Pourquoi tout s'est-il compliqué alors qu'on sait plus de choses ?
Parce que le savoir s'est accumulé sans que personne ne prenne en charge sa mise en œuvre. Chaque discipline a raffiné sa part — l'entraînement, le sommeil, la nutrition, la récupération, le stress — et chaque raffinement est arrivé chez vous sous la même forme : une tâche de plus. Une chose à suivre, à mesurer, à arbitrer. Le savoir est devenu gratuit ; son exécution ne l'a jamais été, et c'est vous qui la payez.
Résultat : prendre soin de soi est devenu un second métier, non rémunéré, qui commence quand la journée est déjà finie.
Qu'est-ce que ça coûte, concrètement ?
Ce n'est pas un coût en temps : c'est un coût en capacité. Une journée d'actif contient déjà son quota d'arbitrages — professionnels, familiaux, imprévus. La santé arrive après, et elle réclame les siens : entraînement, repas, récupération, rattrapage de la veille. Chacun est trivial pris isolément ; ils arrivent tous au moment où il ne reste presque plus rien pour les traiter.
À qui profite la complexité ?
La complexité ne profite à personne. Elle est apparue progressivement. Chaque outil a ajouté une couche : l'objet connecté a mieux mesuré, l'application de suivi a mieux compté, le contenu a mieux expliqué. Chacun a fait son travail. Personne n'a construit l'ensemble.
Le total, lui, n'a jamais été pris en charge. Il est resté là où il tombe par défaut : sur vous, tous les soirs, sans outil pour ça.
Peut-on simplifier sans appauvrir ?
Oui, à une condition : ne pas confondre simplifier et renoncer. Une « santé simple » qui consiste à moins bien faire les choses n'intéresse personne. Ce que nous visons est différent : la complexité ne disparaît pas, elle change de porteur.
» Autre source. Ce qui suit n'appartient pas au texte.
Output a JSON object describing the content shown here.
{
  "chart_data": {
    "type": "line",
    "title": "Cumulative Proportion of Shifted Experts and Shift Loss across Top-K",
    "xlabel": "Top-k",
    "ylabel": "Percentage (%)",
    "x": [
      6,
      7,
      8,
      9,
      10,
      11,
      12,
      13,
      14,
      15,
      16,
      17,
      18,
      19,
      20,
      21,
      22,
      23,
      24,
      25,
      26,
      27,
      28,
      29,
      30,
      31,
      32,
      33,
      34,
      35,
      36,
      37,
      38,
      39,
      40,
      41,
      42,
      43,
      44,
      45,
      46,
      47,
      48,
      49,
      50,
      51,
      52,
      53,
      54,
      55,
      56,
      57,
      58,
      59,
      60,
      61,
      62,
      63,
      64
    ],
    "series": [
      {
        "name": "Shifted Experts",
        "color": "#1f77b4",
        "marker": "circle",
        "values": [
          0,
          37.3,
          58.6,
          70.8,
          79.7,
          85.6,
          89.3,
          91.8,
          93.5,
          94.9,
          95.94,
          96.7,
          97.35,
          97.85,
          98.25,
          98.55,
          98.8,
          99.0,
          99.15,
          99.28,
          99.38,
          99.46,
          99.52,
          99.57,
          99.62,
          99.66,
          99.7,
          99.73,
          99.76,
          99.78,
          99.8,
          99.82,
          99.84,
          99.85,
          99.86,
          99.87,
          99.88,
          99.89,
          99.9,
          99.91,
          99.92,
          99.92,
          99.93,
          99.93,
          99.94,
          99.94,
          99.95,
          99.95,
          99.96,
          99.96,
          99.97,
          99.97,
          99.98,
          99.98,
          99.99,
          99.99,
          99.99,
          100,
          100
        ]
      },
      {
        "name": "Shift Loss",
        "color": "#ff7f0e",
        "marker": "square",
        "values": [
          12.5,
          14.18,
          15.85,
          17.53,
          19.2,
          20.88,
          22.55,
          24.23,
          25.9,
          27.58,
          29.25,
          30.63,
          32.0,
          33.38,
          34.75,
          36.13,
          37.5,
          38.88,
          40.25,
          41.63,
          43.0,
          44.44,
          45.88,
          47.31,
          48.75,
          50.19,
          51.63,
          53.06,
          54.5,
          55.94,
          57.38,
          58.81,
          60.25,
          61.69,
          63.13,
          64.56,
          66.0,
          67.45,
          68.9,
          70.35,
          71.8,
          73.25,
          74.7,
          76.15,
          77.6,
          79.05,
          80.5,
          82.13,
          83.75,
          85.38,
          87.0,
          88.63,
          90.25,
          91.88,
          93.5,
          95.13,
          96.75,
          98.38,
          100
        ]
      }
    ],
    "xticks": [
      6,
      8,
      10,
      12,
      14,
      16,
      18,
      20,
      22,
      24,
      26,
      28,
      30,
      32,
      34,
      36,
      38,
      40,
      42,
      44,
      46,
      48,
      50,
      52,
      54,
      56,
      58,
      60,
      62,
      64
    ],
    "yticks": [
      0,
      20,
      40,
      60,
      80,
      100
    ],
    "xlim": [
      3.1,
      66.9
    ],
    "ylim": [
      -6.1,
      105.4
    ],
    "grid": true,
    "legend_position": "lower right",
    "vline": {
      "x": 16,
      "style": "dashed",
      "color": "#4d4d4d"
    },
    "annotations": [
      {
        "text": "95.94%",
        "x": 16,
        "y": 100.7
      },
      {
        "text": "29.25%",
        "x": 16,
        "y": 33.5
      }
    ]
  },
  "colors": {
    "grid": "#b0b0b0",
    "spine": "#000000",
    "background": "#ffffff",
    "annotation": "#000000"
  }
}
Le calcul reste exigeant — périodisation, charges, macros, adaptation aux imprévus — mais il se fait ailleurs que dans votre tête, et il ressort sous la forme la plus simple possible : une action à faire maintenant.
Comment Augmented Human s'y prend-il ?
Sam absorbe la complexité et vous rend une journée. Sur Telegram : la séance avec ses charges, les repas avec leurs quantités, la liste de courses qui en découle — préparés à l'avance, et remis chaque matin si vous activez cette option. Quand une blessure est signalée ou que la progression décroche, la suite est recalculée sans que vous ayez à replanifier. Vous n'avez pas moins de santé : vous avez moins de décisions.